I couldn’t. Silvia’s voice on the other side of the phone combined anxiety and indignation. It is 9 am and 4 agents of the Political police entered their office to interrogate Silvia, Matteo and Marco. Silvia has to go to the toilet in order to answer my phone call, and it is probable that the phone is pinched. Thanks God almost nobody in these areas understands the dialect of Dante. The agents asked about me, what was I doing last night in their lab and if I had slept there. From the questions it was clear that they had been following me the whole day except for the moment of their nap. At that moment (precisely where it was easier to find it) they lost their track of me. With a little more will they could have solved the mystery. They should have followed the van to my local contact’s house. What is the mistery? If Syrian intelligence wanted to catch me they would have already done so. What mostly irritates them is that I could attempt to start some bonds with Kurdish insurgence. After listening to their questions, I deduced that their fers were fuelled by my appearance in the triple frontier Turkish-Syian-Iraqui, plus the fact that they could not find me in any hotel. How can they pretend to control American spies when they can’t even follow a Latin-American backpacker? Good question!
The Italians and I arranged to meet in Damascus during the weekend and hanged the phone. Meanwhile I had to think of the way of sending last weeks' article and leave the city without revealing my Kurdish freind's identity. In the cyber, the man of the computer next to me watches my screen too much. Through the webcam I can see a brown Nissan Patrol parked outside. I click SEND, I put on my backpack and I go out. The man next to my computer leaves as well, naturally.
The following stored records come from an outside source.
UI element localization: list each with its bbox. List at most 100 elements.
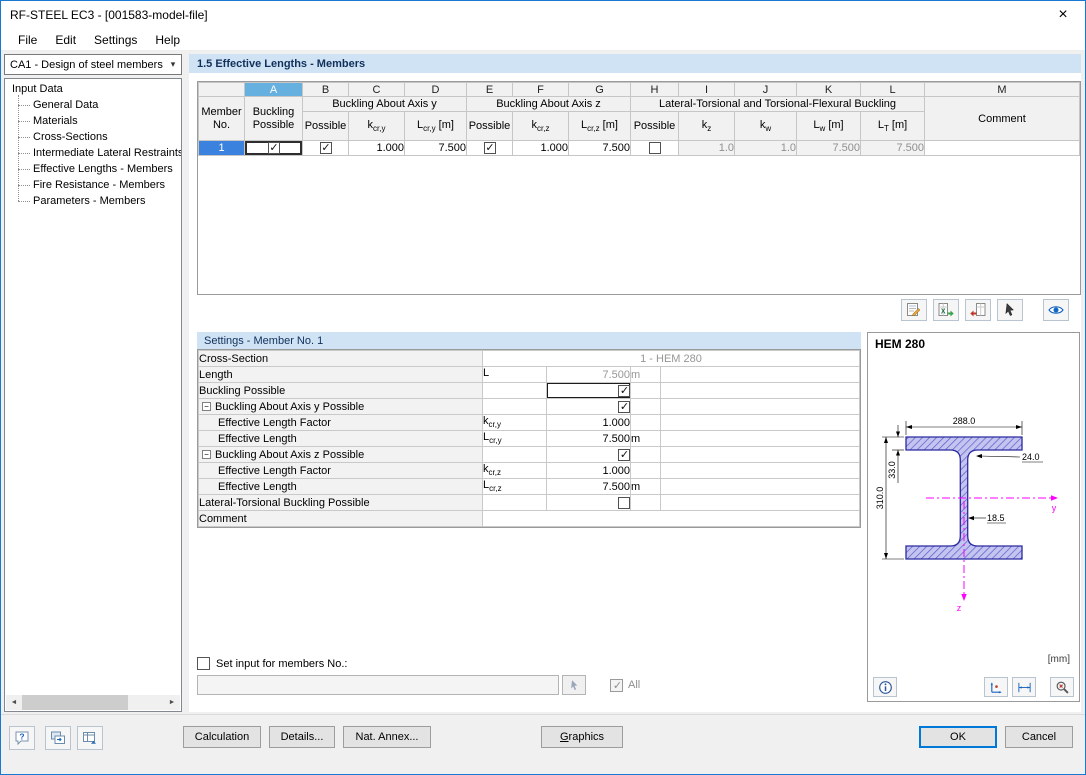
row-number-cell[interactable]: 1 <box>198 140 245 156</box>
menu-help[interactable]: Help <box>146 31 189 49</box>
axis-y-possible-checkbox[interactable] <box>319 142 333 155</box>
axis-z-possible-checkbox[interactable] <box>483 142 497 155</box>
column-header-H[interactable]: H <box>630 82 679 97</box>
help-button[interactable]: ? <box>9 726 35 750</box>
set-input-checkbox[interactable] <box>197 657 210 670</box>
comment-cell[interactable] <box>924 140 1080 156</box>
table-jump-button[interactable] <box>77 726 103 750</box>
column-header-F[interactable]: F <box>512 82 569 97</box>
column-header-L[interactable]: L <box>860 82 925 97</box>
tree-item-general-data[interactable]: General Data <box>16 97 181 113</box>
scroll-right-icon[interactable]: ► <box>164 695 180 710</box>
main-panel: A B C D E F G H I J K L M Member No. Buc… <box>189 73 1081 712</box>
column-header-M[interactable]: M <box>924 82 1080 97</box>
column-header-B[interactable]: B <box>302 82 349 97</box>
view-mode-button[interactable] <box>1043 299 1069 321</box>
horizontal-scrollbar[interactable]: ◄ ► <box>6 695 180 710</box>
menu-file[interactable]: File <box>9 31 46 49</box>
nat-annex-button[interactable]: Nat. Annex... <box>343 726 431 748</box>
tree-item-intermediate-lateral-restraints[interactable]: Intermediate Lateral Restraints <box>16 145 181 161</box>
ltb-possible-setting-checkbox[interactable] <box>618 496 630 509</box>
close-button[interactable]: × <box>1041 1 1085 29</box>
buckling-possible-setting-cell[interactable] <box>546 382 631 399</box>
buckling-possible-checkbox[interactable] <box>267 142 281 155</box>
ltb-possible-header: Possible <box>630 111 679 141</box>
graphic-jump-button[interactable] <box>45 726 71 750</box>
lcrz-value[interactable]: 7.500 <box>546 478 631 495</box>
collapse-icon[interactable]: − <box>202 402 211 412</box>
axis-z-possible-setting-checkbox[interactable] <box>618 448 630 461</box>
setting-row-buckling-possible: Buckling Possible <box>198 382 860 399</box>
tree-root-input-data[interactable]: Input Data <box>5 79 181 97</box>
lcry-value[interactable]: 7.500 <box>546 430 631 447</box>
tree-item-parameters[interactable]: Parameters - Members <box>16 193 181 209</box>
kcrz-value[interactable]: 1.000 <box>546 462 631 479</box>
cancel-button[interactable]: Cancel <box>1005 726 1073 748</box>
section-info-button[interactable] <box>873 677 897 697</box>
menu-bar: File Edit Settings Help <box>1 29 1085 51</box>
edit-settings-button[interactable] <box>901 299 927 321</box>
kcrz-cell[interactable]: 1.000 <box>512 140 569 156</box>
pick-arrow-icon <box>570 679 577 690</box>
ok-button[interactable]: OK <box>919 726 997 748</box>
menu-settings[interactable]: Settings <box>85 31 146 49</box>
buckling-possible-cell[interactable] <box>244 140 303 156</box>
axis-y-possible-cell[interactable] <box>302 140 349 156</box>
dim-fillet-radius: 24.0 <box>1022 452 1040 462</box>
tree-item-materials[interactable]: Materials <box>16 113 181 129</box>
ltb-possible-setting-cell[interactable] <box>546 494 631 511</box>
setting-row-axis-z-possible: − Buckling About Axis z Possible <box>198 446 860 463</box>
ltb-possible-checkbox[interactable] <box>648 142 661 155</box>
axis-z-possible-setting-cell[interactable] <box>546 446 631 463</box>
dimensions-button[interactable] <box>1012 677 1036 697</box>
excel-import-button[interactable] <box>965 299 991 321</box>
comment-input[interactable] <box>482 510 860 527</box>
collapse-icon[interactable]: − <box>202 450 211 460</box>
kcry-cell[interactable]: 1.000 <box>348 140 405 156</box>
zoom-button[interactable] <box>1050 677 1074 697</box>
lcrz-cell[interactable]: 7.500 <box>568 140 631 156</box>
column-header-G[interactable]: G <box>568 82 631 97</box>
column-header-A[interactable]: A <box>244 82 303 97</box>
axis-y-possible-setting-checkbox[interactable] <box>618 400 630 413</box>
setting-row-lcrz: Effective Length Lcr,z 7.500 m <box>198 478 860 495</box>
column-header-J[interactable]: J <box>734 82 797 97</box>
kz-cell: 1.0 <box>678 140 735 156</box>
setting-row-kcry: Effective Length Factor kcr,y 1.000 <box>198 414 860 431</box>
column-header-C[interactable]: C <box>348 82 405 97</box>
column-header-D[interactable]: D <box>404 82 467 97</box>
axis-z-possible-cell[interactable] <box>466 140 513 156</box>
ltb-possible-cell[interactable] <box>630 140 679 156</box>
axis-y-possible-header: Possible <box>302 111 349 141</box>
column-header-E[interactable]: E <box>466 82 513 97</box>
tree-item-effective-lengths[interactable]: Effective Lengths - Members <box>16 161 181 177</box>
tree-item-fire-resistance[interactable]: Fire Resistance - Members <box>16 177 181 193</box>
column-header-I[interactable]: I <box>678 82 735 97</box>
stress-points-button[interactable] <box>984 677 1008 697</box>
bottom-bar: ? Calculation Details... Nat. Annex... G… <box>1 714 1085 774</box>
details-button[interactable]: Details... <box>269 726 335 748</box>
scroll-left-icon[interactable]: ◄ <box>6 695 22 710</box>
axis-z-possible-header: Possible <box>466 111 513 141</box>
setting-label: Cross-Section <box>198 350 483 367</box>
excel-export-button[interactable]: X <box>933 299 959 321</box>
graphics-button[interactable]: Graphics <box>541 726 623 748</box>
kcry-value[interactable]: 1.000 <box>546 414 631 431</box>
lcry-cell[interactable]: 7.500 <box>404 140 467 156</box>
tree-item-cross-sections[interactable]: Cross-Sections <box>16 129 181 145</box>
pick-member-button[interactable] <box>997 299 1023 321</box>
length-unit: m <box>630 366 661 383</box>
axis-y-possible-setting-cell[interactable] <box>546 398 631 415</box>
y-axis-arrow <box>1051 495 1058 501</box>
design-case-dropdown[interactable]: CA1 - Design of steel members ▾ <box>4 54 182 75</box>
pick-arrow-icon <box>1005 303 1014 316</box>
settings-table: Cross-Section 1 - HEM 280 Length L 7.500… <box>197 349 861 528</box>
column-header-K[interactable]: K <box>796 82 861 97</box>
buckling-possible-setting-checkbox[interactable] <box>618 384 630 397</box>
work-area: CA1 - Design of steel members ▾ Input Da… <box>1 51 1085 714</box>
calculation-button[interactable]: Calculation <box>183 726 261 748</box>
set-input-row: Set input for members No.: <box>197 657 347 670</box>
scrollbar-thumb[interactable] <box>22 695 128 710</box>
lw-cell: 7.500 <box>796 140 861 156</box>
menu-edit[interactable]: Edit <box>46 31 85 49</box>
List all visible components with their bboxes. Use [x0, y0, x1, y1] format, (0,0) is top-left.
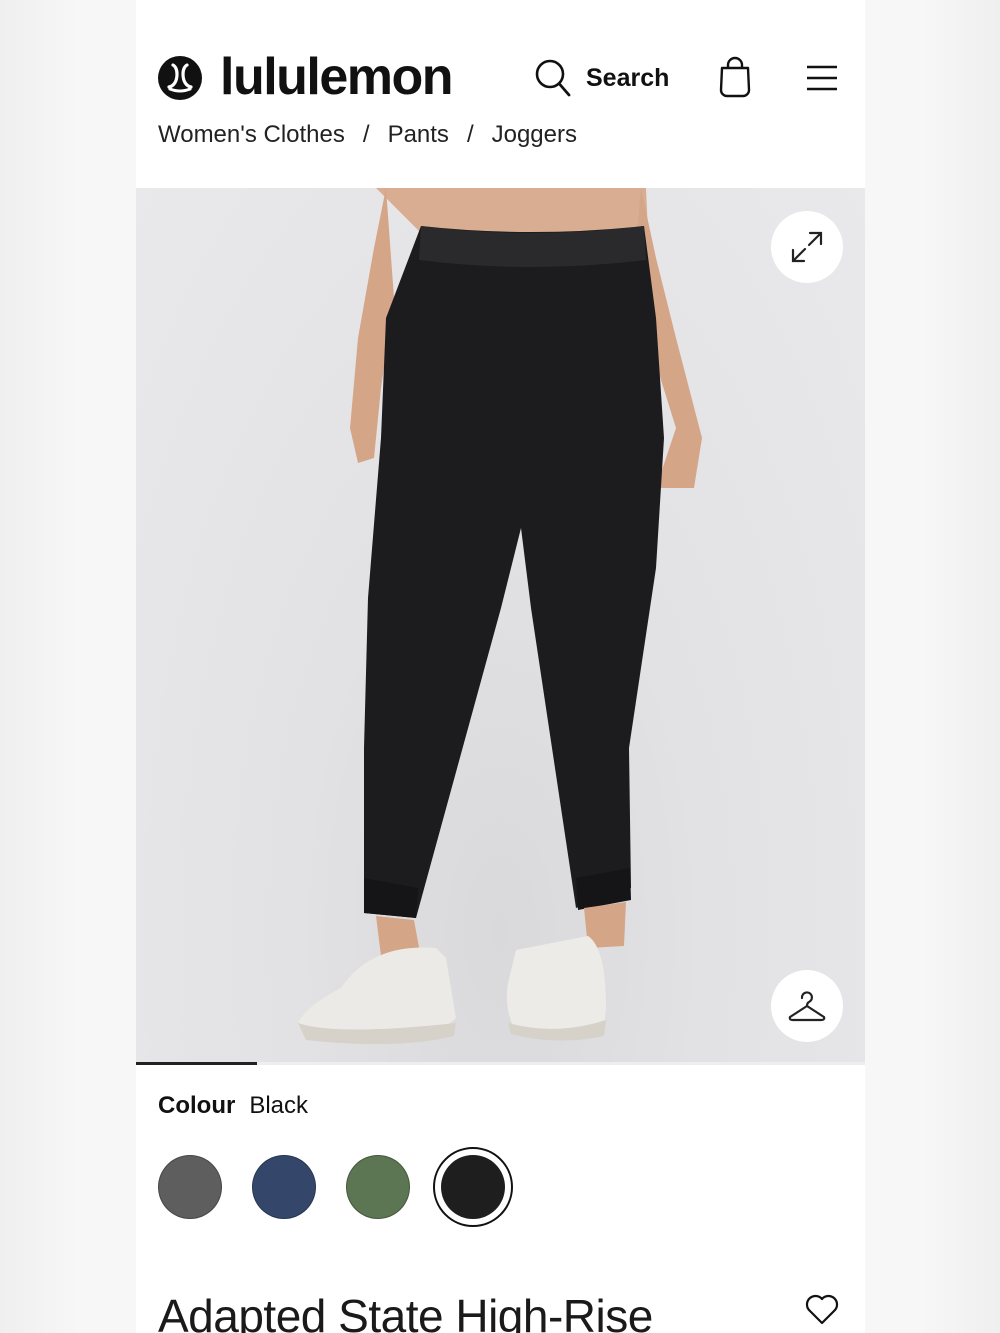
colour-row: Colour Black [158, 1090, 308, 1122]
shopping-bag-icon[interactable] [718, 56, 752, 98]
swatch-navy[interactable] [252, 1155, 316, 1219]
swatch-green[interactable] [346, 1155, 410, 1219]
breadcrumb-joggers[interactable]: Joggers [492, 118, 577, 152]
heart-icon[interactable] [804, 1292, 840, 1326]
hanger-icon [788, 991, 826, 1022]
lululemon-logo-icon[interactable] [158, 56, 202, 100]
search-label: Search [586, 63, 670, 92]
gallery-progress-fill [136, 1062, 257, 1065]
site-header: lululemon Search Women's Clothes / Pants… [136, 0, 865, 188]
breadcrumb-separator: / [362, 121, 370, 148]
expand-icon [791, 231, 823, 263]
search-icon [535, 59, 571, 97]
breadcrumb-womens-clothes[interactable]: Women's Clothes [158, 118, 345, 152]
expand-button[interactable] [771, 211, 843, 283]
product-image[interactable] [136, 188, 865, 1063]
product-photo [298, 188, 702, 1045]
search-button[interactable]: Search [534, 58, 669, 98]
virtual-try-on-button[interactable] [771, 970, 843, 1042]
brand-wordmark[interactable]: lululemon [220, 47, 454, 107]
breadcrumb-separator: / [466, 121, 474, 148]
swatch-grey[interactable] [158, 1155, 222, 1219]
breadcrumb-pants[interactable]: Pants [388, 118, 449, 152]
breadcrumb: Women's Clothes / Pants / Joggers [158, 118, 577, 152]
gallery-progress [136, 1062, 865, 1065]
product-title: Adapted State High-Rise [158, 1290, 653, 1333]
selected-colour: Black [249, 1092, 309, 1119]
colour-label: Colour [158, 1092, 236, 1119]
hamburger-menu-icon[interactable] [806, 64, 838, 92]
mobile-page: lululemon Search Women's Clothes / Pants… [136, 0, 865, 1333]
swatch-black[interactable] [441, 1155, 505, 1219]
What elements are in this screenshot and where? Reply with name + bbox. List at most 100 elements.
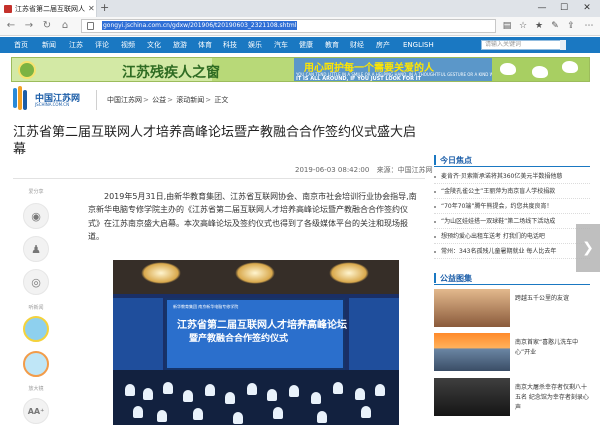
qq-share-icon[interactable]: ♟ [23, 236, 49, 262]
logo-domain: JSCHINA.COM.CN [35, 102, 70, 107]
nav-item[interactable]: 首页 [14, 37, 28, 53]
url-text: gongyi.jschina.com.cn/gdxw/201906/t20190… [102, 21, 298, 30]
site-search-input[interactable]: 请输入关键词 [481, 40, 561, 50]
home-icon[interactable]: ⌂ [58, 19, 72, 33]
nav-item[interactable]: 健康 [299, 37, 313, 53]
share-icon[interactable]: ⇪ [564, 19, 578, 33]
nav-item[interactable]: 财经 [350, 37, 364, 53]
gallery-thumbnail[interactable] [434, 378, 510, 416]
nav-item[interactable]: 视频 [121, 37, 135, 53]
breadcrumb: 中国江苏网> 公益> 滚动新闻> 正文 [107, 96, 229, 104]
maximize-icon[interactable]: ☐ [553, 0, 575, 17]
divider [13, 178, 425, 179]
nav-item[interactable]: 体育 [198, 37, 212, 53]
stage-screen: 新华教育集团 南京新华电脑专修学院 江苏省第二届互联网人才培养高峰论坛 暨产教融… [165, 298, 347, 370]
listen-label: 听新闻 [28, 305, 44, 311]
heading-bar [434, 273, 436, 283]
nav-item[interactable]: 新闻 [42, 37, 56, 53]
audience [113, 370, 399, 425]
next-arrow-icon[interactable]: ❯ [576, 224, 600, 272]
browser-tab[interactable]: 江苏省第二届互联网人才 ✕ [0, 0, 97, 17]
focus-news-item[interactable]: 麦肯齐·贝索斯承诺将其360亿美元半数捐他慈 [434, 170, 590, 184]
refresh-icon[interactable]: ↻ [40, 19, 54, 33]
article-date: 2019-06-03 08:42:00 [295, 166, 370, 174]
chandelier-icon [329, 262, 369, 284]
nav-item[interactable]: 科技 [223, 37, 237, 53]
gallery-caption[interactable]: 南京大屠杀幸存者仅剩八十五名 纪念馆为幸存者刻录心声 [515, 383, 591, 413]
close-tab-icon[interactable]: ✕ [88, 4, 95, 13]
logo-mark-icon [13, 86, 29, 112]
weibo-share-icon[interactable]: ◎ [23, 269, 49, 295]
focus-heading: 今日焦点 [434, 154, 590, 167]
breadcrumb-item[interactable]: 公益 [152, 96, 166, 104]
focus-news-item[interactable]: “为山区娃娃搭一双球鞋”第二场线下活动成 [434, 215, 590, 229]
address-bar: ← → ↻ ⌂ gongyi.jschina.com.cn/gdxw/20190… [0, 17, 600, 36]
minimize-icon[interactable]: — [531, 0, 553, 17]
site-nav: 首页 新闻 江苏 评论 视频 文化 旅游 体育 科技 娱乐 汽车 健康 教育 财… [0, 37, 600, 53]
nav-item[interactable]: 娱乐 [248, 37, 262, 53]
gallery-thumbnail[interactable] [434, 333, 510, 371]
site-favicon-icon [4, 4, 12, 13]
banner-ad[interactable]: 江苏残疾人之窗 用心呵护每一个需要关爱的人 YOU CAN TEND LITTL… [11, 57, 590, 82]
banner-logo-icon [18, 61, 36, 79]
banner-title: 江苏残疾人之窗 [122, 65, 220, 81]
banner-right-panel [492, 58, 589, 81]
gallery-thumbnail[interactable] [434, 289, 510, 327]
article-paragraph: 2019年5月31日,由新华教育集团、江苏省互联网协会、南京市社会培训行业协会指… [88, 192, 417, 241]
banner-slogan-panel: 用心呵护每一个需要关爱的人 YOU CAN TEND LITTLE IN A S… [294, 58, 503, 81]
nav-item[interactable]: 评论 [95, 37, 109, 53]
logo-divider [96, 90, 97, 110]
breadcrumb-item[interactable]: 中国江苏网 [107, 96, 142, 104]
chandelier-icon [141, 262, 181, 284]
gallery-caption[interactable]: 跨越五千公里的友谊 [515, 294, 591, 304]
search-button[interactable] [560, 40, 566, 50]
nav-item[interactable]: 教育 [325, 37, 339, 53]
listen-mascot-icon[interactable] [23, 316, 49, 342]
chandelier-icon [235, 262, 275, 284]
article-source[interactable]: 中国江苏网 [398, 166, 433, 174]
zoom-glyph: AA⁺ [27, 406, 45, 416]
reading-view-icon[interactable]: ▤ [500, 19, 514, 33]
gallery-title: 公益图集 [440, 274, 472, 283]
source-label: 来源： [376, 166, 398, 174]
back-icon[interactable]: ← [4, 19, 18, 33]
article-headline: 江苏省第二届互联网人才培养高峰论坛暨产教融合合作签约仪式盛大启幕 [13, 125, 417, 157]
screen-title-line1: 江苏省第二届互联网人才培养高峰论坛 [177, 320, 347, 331]
url-input[interactable]: gongyi.jschina.com.cn/gdxw/201906/t20190… [81, 19, 496, 33]
article-photo: 新华教育集团 南京新华电脑专修学院 江苏省第二届互联网人才培养高峰论坛 暨产教融… [113, 260, 399, 425]
favorite-star-icon[interactable]: ☆ [516, 19, 530, 33]
dove-icon [500, 63, 516, 75]
breadcrumb-item: 正文 [214, 96, 229, 104]
focus-news-item[interactable]: 想预约爱心出租车送考 打我们的电话吧 [434, 230, 590, 244]
screen-top-text: 新华教育集团 南京新华电脑专修学院 [173, 304, 239, 309]
tab-title: 江苏省第二届互联网人才 [15, 4, 85, 13]
wechat-share-icon[interactable]: ◉ [23, 203, 49, 229]
nav-item[interactable]: 江苏 [69, 37, 83, 53]
screen-title-line2: 暨产教融合合作签约仪式 [189, 334, 289, 344]
nav-item[interactable]: ENGLISH [403, 37, 434, 53]
pen-icon[interactable]: ✎ [548, 19, 562, 33]
dove-icon [562, 61, 578, 73]
font-zoom-button[interactable]: AA⁺ [23, 398, 49, 424]
focus-news-item[interactable]: “70年70端”腾午熊提会，约您共度良宵！ [434, 200, 590, 214]
focus-news-item[interactable]: 常州：343名孤残儿童暑期就业 每人比去年 [434, 245, 590, 259]
nav-item[interactable]: 文化 [147, 37, 161, 53]
breadcrumb-item[interactable]: 滚动新闻 [176, 96, 204, 104]
focus-news-item[interactable]: “金陵孔雀公主”王丽萍为南京盲人学校捐款 [434, 185, 590, 199]
listen-mascot-2-icon[interactable] [23, 351, 49, 377]
focus-title: 今日焦点 [440, 156, 472, 165]
close-window-icon[interactable]: ✕ [576, 0, 598, 17]
gallery-caption[interactable]: 南京首家“喜憨儿洗车中心”开业 [515, 338, 591, 358]
new-tab-button[interactable]: + [100, 1, 109, 14]
forward-icon[interactable]: → [22, 19, 36, 33]
stage-side-screen [113, 298, 163, 370]
more-menu-icon[interactable]: ⋯ [582, 19, 596, 33]
nav-item[interactable]: 旅游 [173, 37, 187, 53]
article-meta: 2019-06-03 08:42:00 来源：中国江苏网 [295, 165, 433, 175]
nav-item[interactable]: 房产 [376, 37, 390, 53]
lock-icon [87, 22, 94, 30]
share-label: 爱分享 [28, 189, 44, 195]
nav-item[interactable]: 汽车 [274, 37, 288, 53]
favorites-bar-icon[interactable]: ★ [532, 19, 546, 33]
site-logo[interactable]: 中国江苏网 JSCHINA.COM.CN [13, 86, 93, 118]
This man asks me about my destination and if he can help me. ¨To Deir ez Zor¨. The man doesn't believe that I am going on foot to Deir ez Zor, because it is 180 km away. He believes that I am going to somebody’s house. He offers to come with me to the exit of the city, that is 3 km away, he wants to see me leave with his own eyes, or (he hopes) take note of what door I knock. When we reach the roundabout the unfit plain cloth detective calls it a day, greets me and shifts heels back to town. The roundabout is decorated with a painting that shows the ex-president Hafez raising his hands to the sky while some farmers behind him work as hell. He is the first to do field watching. A few minutes later the man appears again, this time on a brown Nissan Patrol. He offers me a lift. No, thanks. When the Nissan's out of sight I walk far away from the road, spot broad shadowful olive tree and camp under it.